After performing at a corporate event the other night, a friend of mine, who just so happens to be a talented singer, ended up in conversation with a member of the security team as she was leaving the venue. However, it wasn’t so much a conversation as it was a lecture. He just wanted to inform her that although he believed all the performers involved at the event were very talented, it was time we all got ‘real’ jobs. This opinion is nothing new to those in creative careers, we’re used to people not-so-subtly rolling their eyes at our choices. This man admitted that he had a job he hates so that he can pay his bills and was under the impression no one likes their jobs.

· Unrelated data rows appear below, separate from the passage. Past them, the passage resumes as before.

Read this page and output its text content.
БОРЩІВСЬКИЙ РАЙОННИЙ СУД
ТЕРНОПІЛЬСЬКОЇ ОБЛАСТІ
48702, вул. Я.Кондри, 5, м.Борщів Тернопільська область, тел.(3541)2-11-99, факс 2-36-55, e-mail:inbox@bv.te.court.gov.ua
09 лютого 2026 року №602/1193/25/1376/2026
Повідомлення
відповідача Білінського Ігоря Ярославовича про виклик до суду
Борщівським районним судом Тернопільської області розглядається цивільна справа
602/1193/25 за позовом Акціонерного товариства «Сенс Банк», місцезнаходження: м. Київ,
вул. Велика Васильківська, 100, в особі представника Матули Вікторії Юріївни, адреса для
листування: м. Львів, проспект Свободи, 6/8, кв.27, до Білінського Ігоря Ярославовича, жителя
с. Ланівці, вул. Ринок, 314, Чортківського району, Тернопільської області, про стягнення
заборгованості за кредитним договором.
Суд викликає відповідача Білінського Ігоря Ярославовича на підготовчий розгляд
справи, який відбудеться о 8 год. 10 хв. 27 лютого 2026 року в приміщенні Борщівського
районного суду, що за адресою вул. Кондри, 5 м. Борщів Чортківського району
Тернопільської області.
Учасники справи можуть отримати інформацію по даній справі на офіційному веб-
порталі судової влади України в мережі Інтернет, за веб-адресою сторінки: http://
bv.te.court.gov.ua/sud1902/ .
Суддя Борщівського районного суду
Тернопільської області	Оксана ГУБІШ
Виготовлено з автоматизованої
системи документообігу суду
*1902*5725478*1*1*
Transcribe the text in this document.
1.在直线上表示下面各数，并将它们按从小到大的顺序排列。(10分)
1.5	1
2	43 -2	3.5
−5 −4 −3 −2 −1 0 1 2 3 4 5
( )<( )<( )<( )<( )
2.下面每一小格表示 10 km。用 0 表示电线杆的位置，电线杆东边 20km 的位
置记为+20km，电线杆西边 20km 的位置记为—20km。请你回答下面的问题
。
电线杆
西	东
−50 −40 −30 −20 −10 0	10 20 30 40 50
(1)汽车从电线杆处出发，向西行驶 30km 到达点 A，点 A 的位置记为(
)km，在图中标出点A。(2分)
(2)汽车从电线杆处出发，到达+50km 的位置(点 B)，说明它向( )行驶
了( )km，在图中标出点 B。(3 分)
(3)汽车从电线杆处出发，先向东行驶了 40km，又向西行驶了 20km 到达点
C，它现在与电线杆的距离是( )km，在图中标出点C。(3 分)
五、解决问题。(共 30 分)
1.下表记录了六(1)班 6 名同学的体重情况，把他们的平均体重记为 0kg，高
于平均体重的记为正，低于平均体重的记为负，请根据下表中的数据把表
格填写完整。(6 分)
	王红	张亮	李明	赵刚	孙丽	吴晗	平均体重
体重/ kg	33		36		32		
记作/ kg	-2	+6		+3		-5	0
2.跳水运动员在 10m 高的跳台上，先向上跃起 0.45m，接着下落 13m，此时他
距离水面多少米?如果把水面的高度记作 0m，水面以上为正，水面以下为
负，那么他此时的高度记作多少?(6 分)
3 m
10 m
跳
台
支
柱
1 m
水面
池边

Sometimes, needs must and we have to do things we don’t want to do. Most performers will have been in this position at some point or another. What we have in common is that we have a passion and a drive for something that to us, is worth the hardship.
When I was at school, I believed that intelligence was achieving high grades in academic subjects. You were officially clever if you were excellent at Maths and Science, end of. I was not strong in these fields which led me to believe I was not intelligent. Despite achieving above average grades in other areas I firmly believed I was pretty thick for a long time.
Recently, it dawned on me that I might just be more intelligent than I thought. I was sitting at the Public Policy Exchange’s conference about promoting positive mental health and body image in young people. Surrounded by Doctors, University Professors, Social Entrepreneurs and even an MP. These are people whom I respect and whole-heartedly believe they are seriously intelligent. What surprised me was that not only did I fully understand everything they talked about but I found I had some insight in the area, could add to what they said and even ended up forming a relationship which has now grown into a professional collaboration.
Ken Robinson once said that we don’t grow into creativity, we grow out of it. I know this to be true; teachers and parents can often be quite discouraging of childrens’ creative abilities just in case they might, heaven forbid, make a career out of it. I was so lucky to have supportive people around me who have been telling me for years that I’ve never been stupid, it’s a shame it took so long for me to believe them. I may not know my periodic table and I still have to use my fingers sometimes to add up(!) but I’m confident that I have a job that many people would never be able to do.
My point is that the man ranting at my friend had us performers wrong. It’s so true that if you have a job you love you’ll never work a day in your life. It’s sad that a lot of people will never experience this but what the security guard failed to notice was that the man standing opposite him in the exact same career, really loves his job!
Intelligence and learning abilities come in all shapes and sizes. Our brains, much like our bodies come in a wide variety of strengths, weaknesses and talents. We should celebrate our minds and bodies as one and embrace our unique abilities instead of constantly trying to conform with stereotypes laid out for us by modern society.
Everybody is good at something. It doesn’t matter what that something is, the point is that you’re good at it! Do it your way, in your own time and be proud of what sets you apart.